HIGH summer is a lean season for new television programmes, but it’s a feast for sports fans. My week inevitably involved a great deal of tennis, as coverage of Wimbledon, the 2025 Wimbledon Championships at the All England Club, began (BBC1 and 2, and iPlayer, from 30 June).
I’m still mourning the loss of Sue Barker from our screens, but it’s comforting to have Clare Balding (always a pleasure) taking the reins instead, with support from the cricket commentator Isa Guha.
Among the experts on hand in the commentary box is the ever-salty John McEnroe, and the affable Pat Cash, two reassuringly recognisable and knowledgeable voices, who add a familiar feel to the proceedings. McEnroe provided the commentary for Jannik Sinner’s match against Aleksandar Vukic. The Italian beat Vukic in straight sets, and I was rooting for him — the first time I’ve knowingly cheered on a Sinner.
The coverage is a quintessential, albeit twee, element of the English summer. Fingers crossed that another feature of English summers, torrential rain, stays off during the second week.
Formula One provided an alternative to all the tennis, as I tuned into Hill (Sky Documentaries, Tuesday), an absorbing documentary about the former world number one racing driver Damon Hill. In 1975, his father, Graham Hill, a Formula One star and larger-than-life reveller, died in a horrific plane crash. Horribly, the crash was reported on the news while Hill was watching at home. He was just 15.
From then on, the shadow of his father loomed large in Hill’s life. “I never wanted to be a racing driver,” Hill says. “My whole life, people asked me if I was going to be one . . . like my dad.” His lifelong battle to escape his father’s shadow becomes inescapably entwined with his ambition to be the best racing driver in the world.
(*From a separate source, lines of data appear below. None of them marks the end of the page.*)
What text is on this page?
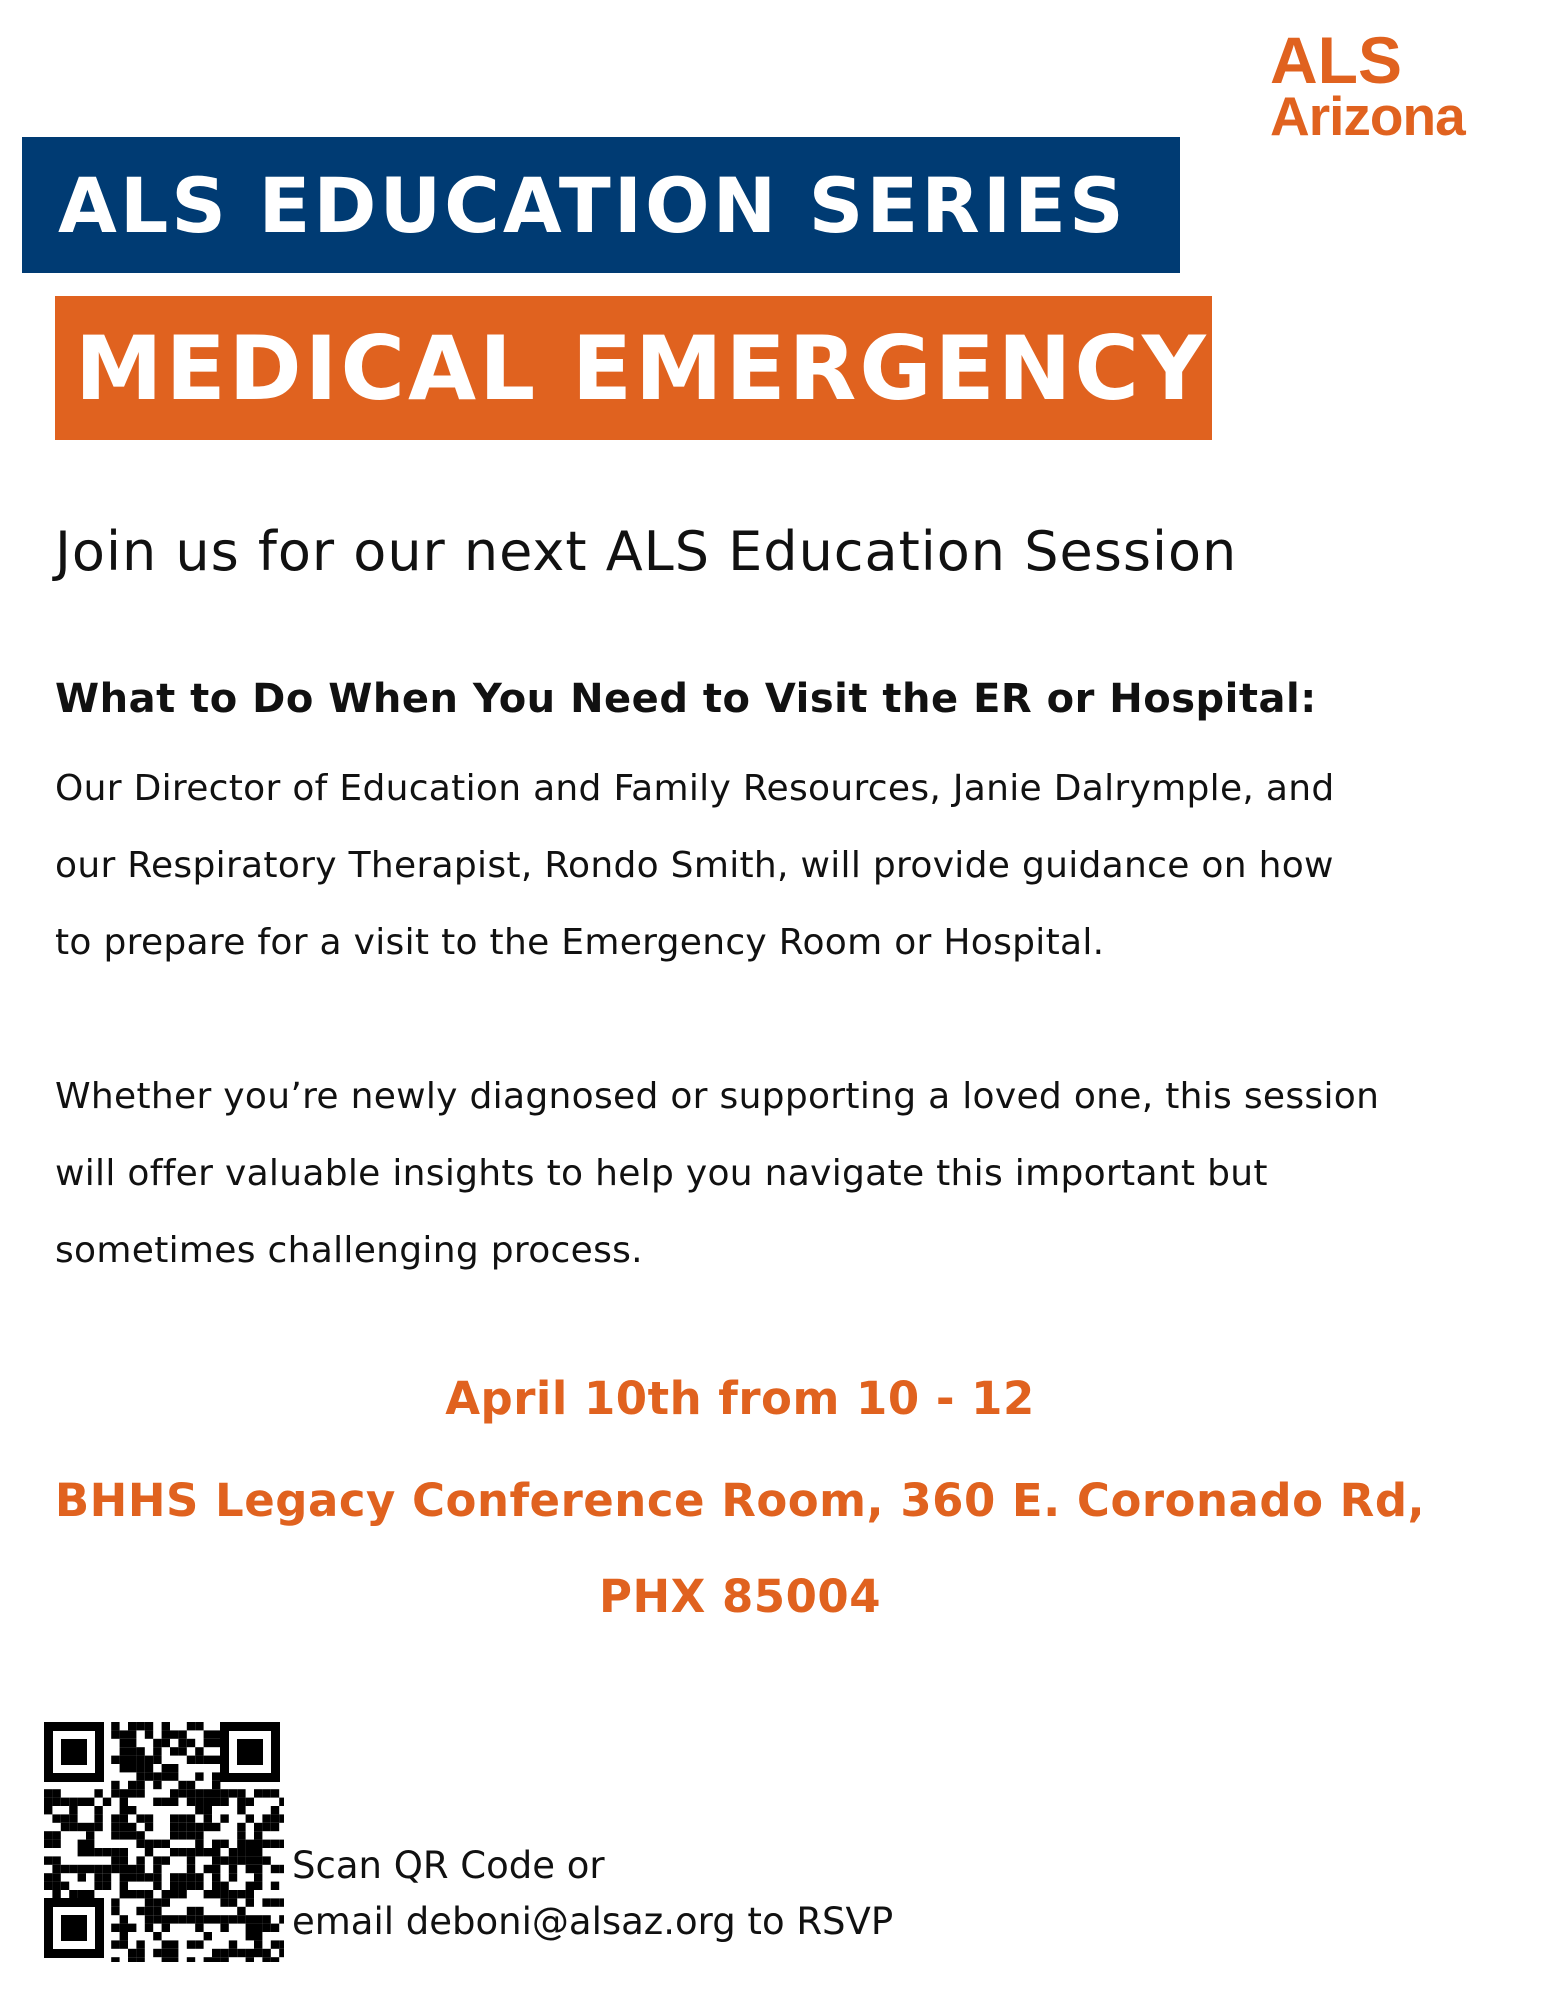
ALS
Arizona
ALS EDUCATION SERIES
MEDICAL EMERGENCY
Join us for our next ALS Education Session
What to Do When You Need to Visit the ER or Hospital:
Our Director of Education and Family Resources, Janie Dalrymple, and
our Respiratory Therapist, Rondo Smith, will provide guidance on how
to prepare for a visit to the Emergency Room or Hospital.
Whether you’re newly diagnosed or supporting a loved one, this session
will offer valuable insights to help you navigate this important but
sometimes challenging process.
April 10th from 10 - 12
BHHS Legacy Conference Room, 360 E. Coronado Rd,
PHX 85004
Scan QR Code or
email deboni@alsaz.org to RSVP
Worth watching alongside this inspiring story, is the 2017 film Williams: Formula 1 in the blood (BBC4, Thursday), about the man whom Damon Hill once raced for, Frank Williams. After being involved in a near fatal car crash in 1986, Williams has lived as a quadriplegic. He provides an alternative model of competitive racing driving, one which differs considerably from the shy and gentle Hill.
In both stories, the unsung heroes were the wives in the background, keeping the real show on the road. On attending a sports day with one of their sons, Hill’s wife, Georgie, defends her decision to allow their child just to take part, teaching him that “he doesn’t always have to be the best at something in order to enjoy it.” For Hill, a man who was driven by beating the competition as well as his own demons, this was a valuable lesson, too.